KPS Capital Partners, LP ("KPS") announced that, through an affiliate, it has entered into an asset purchase agreement with Furniture Brands International, Inc. and certain of its wholly-owned subsidiaries under which KPS will acquire substantially all of the assets of Furniture Brands, including the company's Lane business, for $280 million. The agreement was designated by the United States Bankruptcy Court for the District of Delaware as the lead bid in a Court-supervised sale process under Section 363 of the Bankruptcy Code and replaces a competing bid that did not include the Lane business. Furniture Brands filed voluntary petitions under Chapter 11 of the Bankruptcy Code on September 9, 2013.
KPS, through an affiliate, has also agreed to provide Furniture Brands with a $190 million Debtor-in-Possession financing facility (the "DIP facility") to support its operations. The DIP facility, which has received interim court approval, will ensure that Furniture Brands has sufficient liquidity to continue normal operations and continue to meet its financial obligations, including the timely payment of employee wages and benefits, continued servicing of customer orders and shipments, and other obligations. It is expected that the DIP facility will receive final court approval at a hearing scheduled for October 11, 2013.

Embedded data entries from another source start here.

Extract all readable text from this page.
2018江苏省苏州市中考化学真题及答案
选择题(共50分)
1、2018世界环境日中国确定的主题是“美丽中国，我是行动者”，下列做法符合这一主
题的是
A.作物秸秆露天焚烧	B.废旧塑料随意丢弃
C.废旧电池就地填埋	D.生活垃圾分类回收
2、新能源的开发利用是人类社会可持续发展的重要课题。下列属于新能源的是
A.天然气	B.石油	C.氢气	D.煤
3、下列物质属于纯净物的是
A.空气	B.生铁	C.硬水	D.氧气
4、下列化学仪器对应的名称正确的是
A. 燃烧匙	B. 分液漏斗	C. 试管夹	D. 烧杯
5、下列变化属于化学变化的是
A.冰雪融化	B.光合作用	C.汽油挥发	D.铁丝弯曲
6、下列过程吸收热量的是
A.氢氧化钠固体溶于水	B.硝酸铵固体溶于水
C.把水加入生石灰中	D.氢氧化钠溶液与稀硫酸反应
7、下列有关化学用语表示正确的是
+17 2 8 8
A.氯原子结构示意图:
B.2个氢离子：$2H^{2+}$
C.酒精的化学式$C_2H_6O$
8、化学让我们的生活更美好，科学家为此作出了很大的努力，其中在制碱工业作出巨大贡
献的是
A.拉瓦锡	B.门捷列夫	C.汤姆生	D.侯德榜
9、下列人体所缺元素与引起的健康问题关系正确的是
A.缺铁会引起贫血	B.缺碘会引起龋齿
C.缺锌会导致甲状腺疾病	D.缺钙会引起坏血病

Raquel Vargas Palmer, a Partner of KPS, said: "We are pleased to reach this agreement to acquire substantially all of the assets of Furniture Brands. We believe there is exceptional value in the Furniture Brands businesses that can be realized through considerable operational improvements and focused investments behind all of the company's brands. The KPS transaction is fundamentally and structurally different than the proposed transaction entered into by the debtor at the time of its Chapter 11 filing as it keeps all of Furniture Brands' businesses together and positions the Company for long-term success in its markets."
Ralph Scozzafava, Chairman of the Board and CEO of Furniture Brands, added: "KPS provides us the financial flexibility and operational expertise to emerge from this process a strong standalone business positioned for future growth. We look forward to working with the KPS team to return our business to leadership positions in our targeted markets for the benefit of our employees, customers, suppliers and business partners."
Proskauer Rose LLP is acting as legal counsel to KPS with respect to the transaction.
KPS is the manager of the KPS Special Situations Funds, a family of investment funds with over $6.0 billion of assets under management.